Why Tech Gets Cheap but People Don’t

Productivity surges in one sector (like AI) trigger Jevons-style demand explosions and cheaper outputs there, while pushing up wages and prices in less-productive, human-intensive services via the Baumol effect. This can even occur within a single job as AI automates most tasks, leaving a scarce ‘human-in-the-loop’ bottleneck that earns a premium. The result is a wealthy but odd-looking economy where goods get cheap, services get costly, and the right strategy is to keep driving productivity.
Key Points
- Jevons paradox: large productivity gains lower costs and unlock vast new demand, expanding jobs and uses (e.g., computing, AI tokens).
- Baumol effect: sectors with limited productivity growth still see rising wages and prices because they compete in the same labor market as booming sectors.
- AI will amplify both forces: some services will get radically cheaper and more abundant, while many human-intensive services will get pricier yet remain in demand.
- Within single jobs, the human ‘last 1%’ (often mandated by regulation) can become a high-wage bottleneck until fully automated.
- Prosperity looks weird: goods get cheap while human services get costly, but overall wealth increases make those costs bearable.
Sentiment
The overall sentiment of the Hacker News discussion is largely critical and skeptical. While some commenters found elements of the article's core arguments agreeable or offered reinforcing examples, a significant portion challenged the article's definitions, specific examples, underlying economic assumptions, and the author's perceived credibility, often citing oversimplification or misunderstanding.
In Agreement
- Childcare serves as a compelling modern example of Baumol's effect, being a highly labor-intensive service with minimal opportunities for productivity enhancements, which explains its escalating relative cost.
- The Baumol effect is accurately demonstrated by professions like concert violinists, whose wages have risen despite zero productivity growth in their field, driven by overall productivity gains elsewhere in the economy that prevent them from accepting arbitrarily large pay cuts.
- The 'Turbo-Baumol' scenario for human-in-the-loop automation, such as with radiologists, could be managed by AI 'boxing' questionable cases for human review, which may help radiologists stay sharp and provide valuable training data over time.
Opposed
- The article's definitions of Jevons Paradox and the Baumol Effect are inaccurate, particularly its assertion that 'we'll consume more of everything'; instead, new production bottlenecks will command higher prices, but not all industries become bottlenecks.
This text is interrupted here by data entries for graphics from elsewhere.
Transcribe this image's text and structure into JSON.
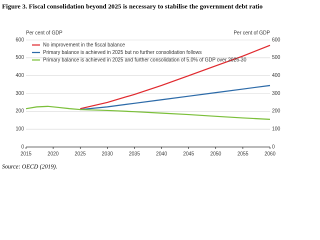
{
  "chart_data": {
    "type": "line",
    "title": "Figure 3. Fiscal consolidation beyond 2025 is necessary to stabilise the government debt ratio",
    "y_label": "Per cent of GDP",
    "y2_label": "Per cent of GDP",
    "source": "Source: OECD (2019).",
    "x": [
      2015,
      2017,
      2019,
      2021,
      2023,
      2025,
      2030,
      2035,
      2040,
      2045,
      2050,
      2055,
      2060
    ],
    "xlim": [
      2015,
      2060
    ],
    "xticks": [
      2015,
      2020,
      2025,
      2030,
      2035,
      2040,
      2045,
      2050,
      2055,
      2060
    ],
    "ylim": [
      0,
      600
    ],
    "yticks": [
      0,
      100,
      200,
      300,
      400,
      500,
      600
    ],
    "y2lim": [
      0,
      600
    ],
    "y2ticks": [
      0,
      100,
      200,
      300,
      400,
      500,
      600
    ],
    "grid": true,
    "legend": "upper left",
    "series": [
      {
        "name": "No improvement in the fiscal balance",
        "color": "#e0282d",
        "values": [
          null,
          null,
          null,
          null,
          null,
          215,
          250,
          295,
          345,
          400,
          455,
          510,
          570
        ]
      },
      {
        "name": "Primary balance is achieved in 2025 but no further consolidation follows",
        "color": "#2c6aa8",
        "values": [
          null,
          null,
          null,
          null,
          null,
          210,
          225,
          245,
          265,
          285,
          305,
          325,
          345
        ]
      },
      {
        "name": "Primary balance is achieved in 2025 and further consolidation of 5.0% of GDP over 2026-30",
        "color": "#7bbf3a",
        "values": [
          215,
          225,
          228,
          222,
          215,
          210,
          205,
          198,
          190,
          182,
          172,
          163,
          155
        ]
      }
    ]
  }
}
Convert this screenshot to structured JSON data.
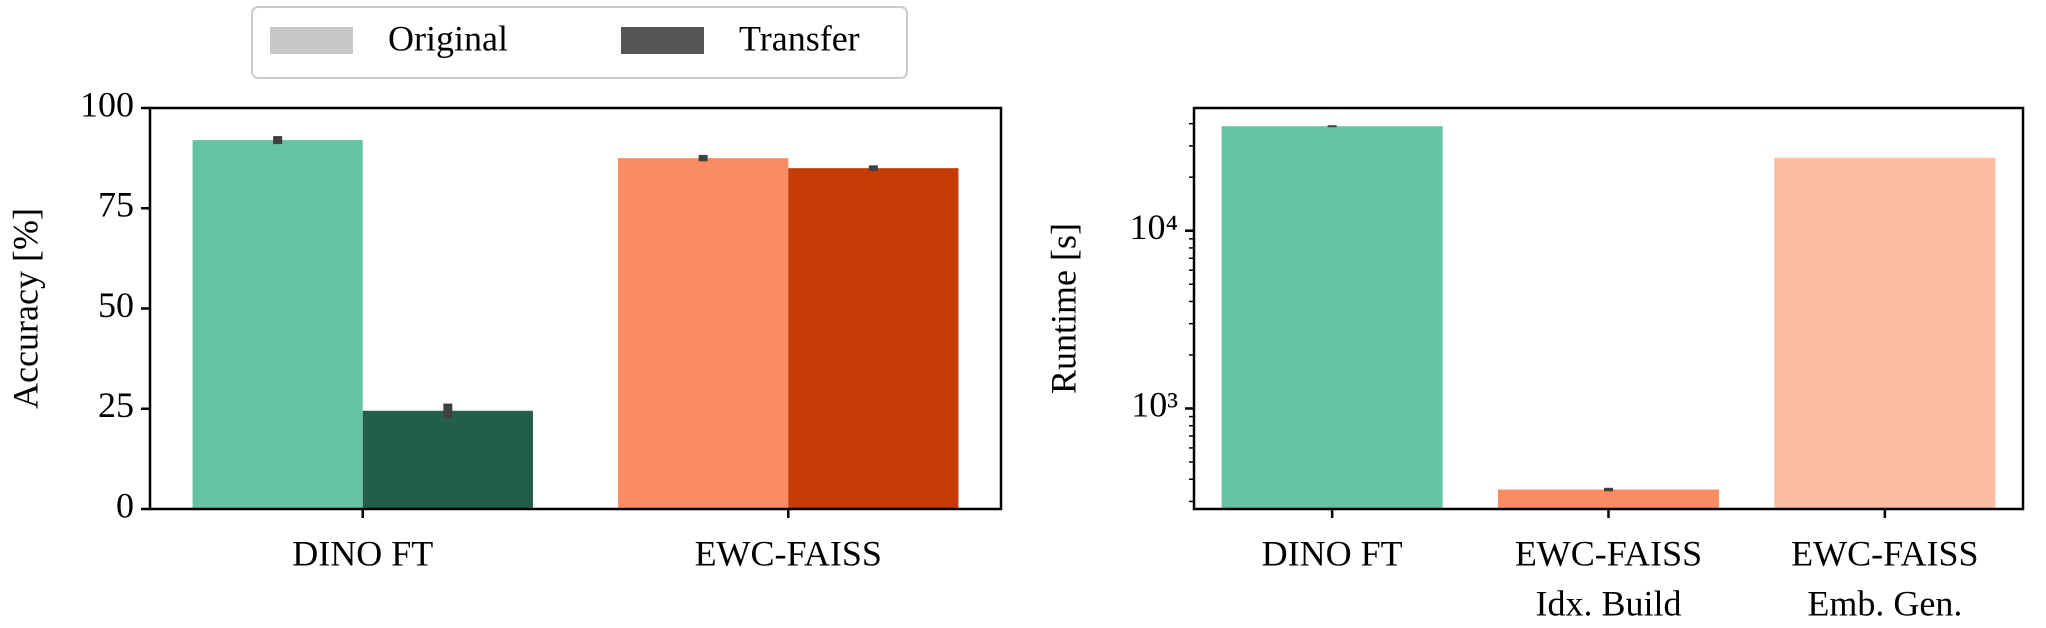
{
  "chart_data": [
    {
      "type": "bar",
      "categories": [
        [
          "DINO FT"
        ],
        [
          "EWC-FAISS"
        ]
      ],
      "series": [
        {
          "name": "Original",
          "color": "#c8c8c8",
          "colors": [
            "#66c2a5",
            "#fc8d62"
          ],
          "values": [
            92,
            87.5
          ],
          "errors": [
            1,
            0.8
          ]
        },
        {
          "name": "Transfer",
          "color": "#555555",
          "colors": [
            "#235e4d",
            "#c43b06"
          ],
          "values": [
            24.5,
            85
          ],
          "errors": [
            1.8,
            0.7
          ]
        }
      ],
      "ylabel": "Accuracy [%]",
      "ylim": [
        0,
        100
      ],
      "yticks": [
        0,
        25,
        50,
        75,
        100
      ],
      "legend": "top"
    },
    {
      "type": "bar",
      "categories": [
        [
          "DINO FT"
        ],
        [
          "EWC-FAISS",
          "Idx. Build"
        ],
        [
          "EWC-FAISS",
          "Emb. Gen."
        ]
      ],
      "values": [
        38700,
        350,
        25700
      ],
      "errors": [
        500,
        8,
        null
      ],
      "colors": [
        "#66c2a5",
        "#fc8d62",
        "#fdbba1"
      ],
      "ylabel": "Runtime [s]",
      "yscale": "log",
      "ylim": [
        272,
        49000
      ],
      "yticks": [
        {
          "value": 1000,
          "label": "10³"
        },
        {
          "value": 10000,
          "label": "10⁴"
        }
      ],
      "yminorticks": [
        300,
        400,
        500,
        600,
        700,
        800,
        900,
        2000,
        3000,
        4000,
        5000,
        6000,
        7000,
        8000,
        9000,
        20000,
        30000,
        40000
      ]
    }
  ]
}
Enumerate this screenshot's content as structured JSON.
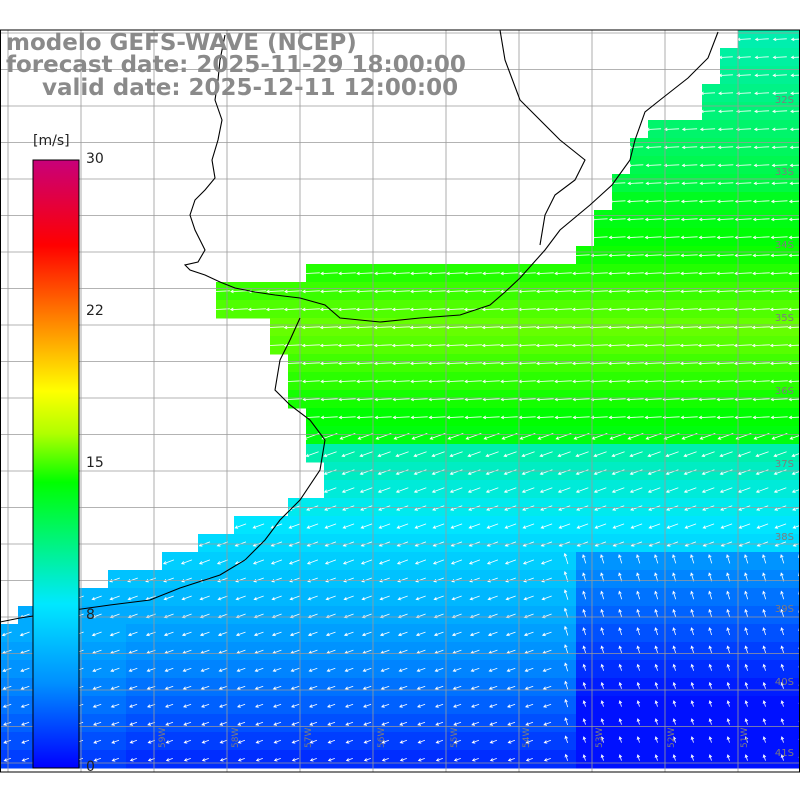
{
  "header": {
    "model": "modelo GEFS-WAVE (NCEP)",
    "forecast_date": "forecast date: 2025-11-29 18:00:00",
    "valid_date": "valid date: 2025-12-11 12:00:00"
  },
  "colorbar": {
    "unit": "[m/s]",
    "ticks": [
      "30",
      "22",
      "15",
      "8",
      "0"
    ],
    "tick_values": [
      30,
      22,
      15,
      8,
      0
    ],
    "min": 0,
    "max": 30,
    "colors": [
      "#0000ff",
      "#0090ff",
      "#00e8ff",
      "#00ff00",
      "#ffff00",
      "#ff8000",
      "#ff0000",
      "#c8007a"
    ]
  },
  "grid": {
    "lat_labels": [
      "32S",
      "33S",
      "34S",
      "35S",
      "36S",
      "37S",
      "38S",
      "39S",
      "40S",
      "41S"
    ],
    "lon_labels": [
      "59W",
      "58W",
      "57W",
      "56W",
      "55W",
      "54W",
      "53W",
      "52W",
      "51W"
    ]
  },
  "colors": {
    "land": "#ffffff",
    "coast": "#000000",
    "gridline": "#9a9a9a",
    "arrows": "#ffffff",
    "title": "#8a8a8a"
  }
}
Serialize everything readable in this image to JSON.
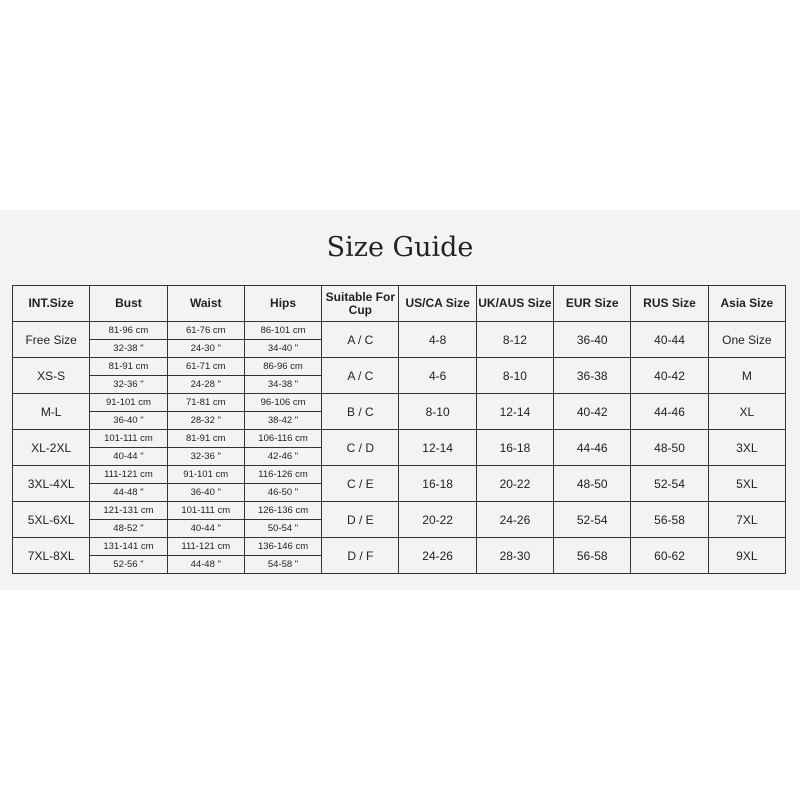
{
  "title": "Size Guide",
  "headers": [
    "INT.Size",
    "Bust",
    "Waist",
    "Hips",
    "Suitable For Cup",
    "US/CA Size",
    "UK/AUS Size",
    "EUR Size",
    "RUS Size",
    "Asia Size"
  ],
  "rows": [
    {
      "size": "Free Size",
      "bust_cm": "81-96 cm",
      "bust_in": "32-38 \"",
      "waist_cm": "61-76 cm",
      "waist_in": "24-30 \"",
      "hips_cm": "86-101 cm",
      "hips_in": "34-40 \"",
      "cup": "A / C",
      "us": "4-8",
      "uk": "8-12",
      "eur": "36-40",
      "rus": "40-44",
      "asia": "One Size"
    },
    {
      "size": "XS-S",
      "bust_cm": "81-91 cm",
      "bust_in": "32-36 \"",
      "waist_cm": "61-71 cm",
      "waist_in": "24-28 \"",
      "hips_cm": "86-96 cm",
      "hips_in": "34-38 \"",
      "cup": "A / C",
      "us": "4-6",
      "uk": "8-10",
      "eur": "36-38",
      "rus": "40-42",
      "asia": "M"
    },
    {
      "size": "M-L",
      "bust_cm": "91-101 cm",
      "bust_in": "36-40 \"",
      "waist_cm": "71-81 cm",
      "waist_in": "28-32 \"",
      "hips_cm": "96-106 cm",
      "hips_in": "38-42 \"",
      "cup": "B / C",
      "us": "8-10",
      "uk": "12-14",
      "eur": "40-42",
      "rus": "44-46",
      "asia": "XL"
    },
    {
      "size": "XL-2XL",
      "bust_cm": "101-111 cm",
      "bust_in": "40-44 \"",
      "waist_cm": "81-91 cm",
      "waist_in": "32-36 \"",
      "hips_cm": "106-116 cm",
      "hips_in": "42-46 \"",
      "cup": "C / D",
      "us": "12-14",
      "uk": "16-18",
      "eur": "44-46",
      "rus": "48-50",
      "asia": "3XL"
    },
    {
      "size": "3XL-4XL",
      "bust_cm": "111-121 cm",
      "bust_in": "44-48 \"",
      "waist_cm": "91-101 cm",
      "waist_in": "36-40 \"",
      "hips_cm": "116-126 cm",
      "hips_in": "46-50 \"",
      "cup": "C / E",
      "us": "16-18",
      "uk": "20-22",
      "eur": "48-50",
      "rus": "52-54",
      "asia": "5XL"
    },
    {
      "size": "5XL-6XL",
      "bust_cm": "121-131 cm",
      "bust_in": "48-52 \"",
      "waist_cm": "101-111 cm",
      "waist_in": "40-44 \"",
      "hips_cm": "126-136 cm",
      "hips_in": "50-54 \"",
      "cup": "D / E",
      "us": "20-22",
      "uk": "24-26",
      "eur": "52-54",
      "rus": "56-58",
      "asia": "7XL"
    },
    {
      "size": "7XL-8XL",
      "bust_cm": "131-141 cm",
      "bust_in": "52-56 \"",
      "waist_cm": "111-121 cm",
      "waist_in": "44-48 \"",
      "hips_cm": "136-146 cm",
      "hips_in": "54-58 \"",
      "cup": "D / F",
      "us": "24-26",
      "uk": "28-30",
      "eur": "56-58",
      "rus": "60-62",
      "asia": "9XL"
    }
  ]
}
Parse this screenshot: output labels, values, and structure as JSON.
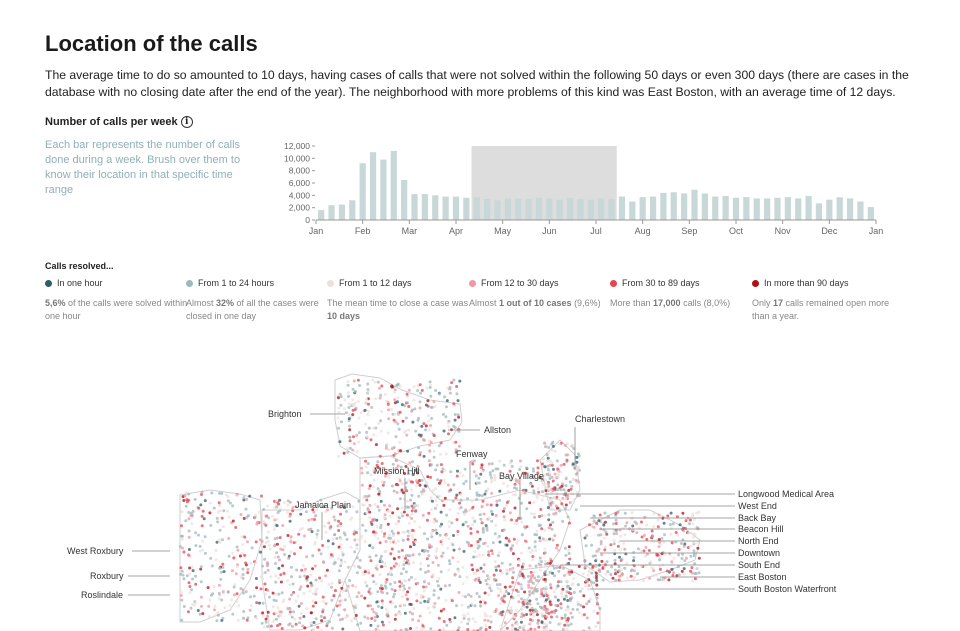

- Specific examples used in the article, like comparing the cost of fixing a wall to buying a flatscreen TV, are deemed facile, meaningless, and reflective of a privileged viewpoint rather than insightful observations about labor costs.
- The author's admission of speculating from a place of ignorance (e.g., about radiologists' workflow) undermines the credibility and seriousness of the article's arguments.
- The article misinterprets Jevons paradox in the context of AI tokens by confusing the cost of 'creating/extracting the resource' (token generation economics) with the 'cost of using the resource' (calling an API).
- The article's premise that productivity growth in one sector necessarily increases wages in other sectors is challenged by the observed and growing disconnect between productivity and wage growth.
- The claim that people won't accept less pay for enjoyable work, which underpins the wage-pull effect, is debatable, as many individuals do prioritize job satisfaction over maximum earnings.
- Skepticism exists regarding the direct link between AI and the described effects, especially given current downturns in tech hiring and wages, with 'Dutch disease' suggested as a more relevant economic concept for some of the phenomena.
- Concerns are raised about the effectiveness of human-in-the-loop safeguards in automated systems (e.g., radiologists), predicting that humans may suffer from attention fatigue and simply 'spam LGTM' when 99% of assessments are correct, potentially leading to skill atrophy and reduced human oversight.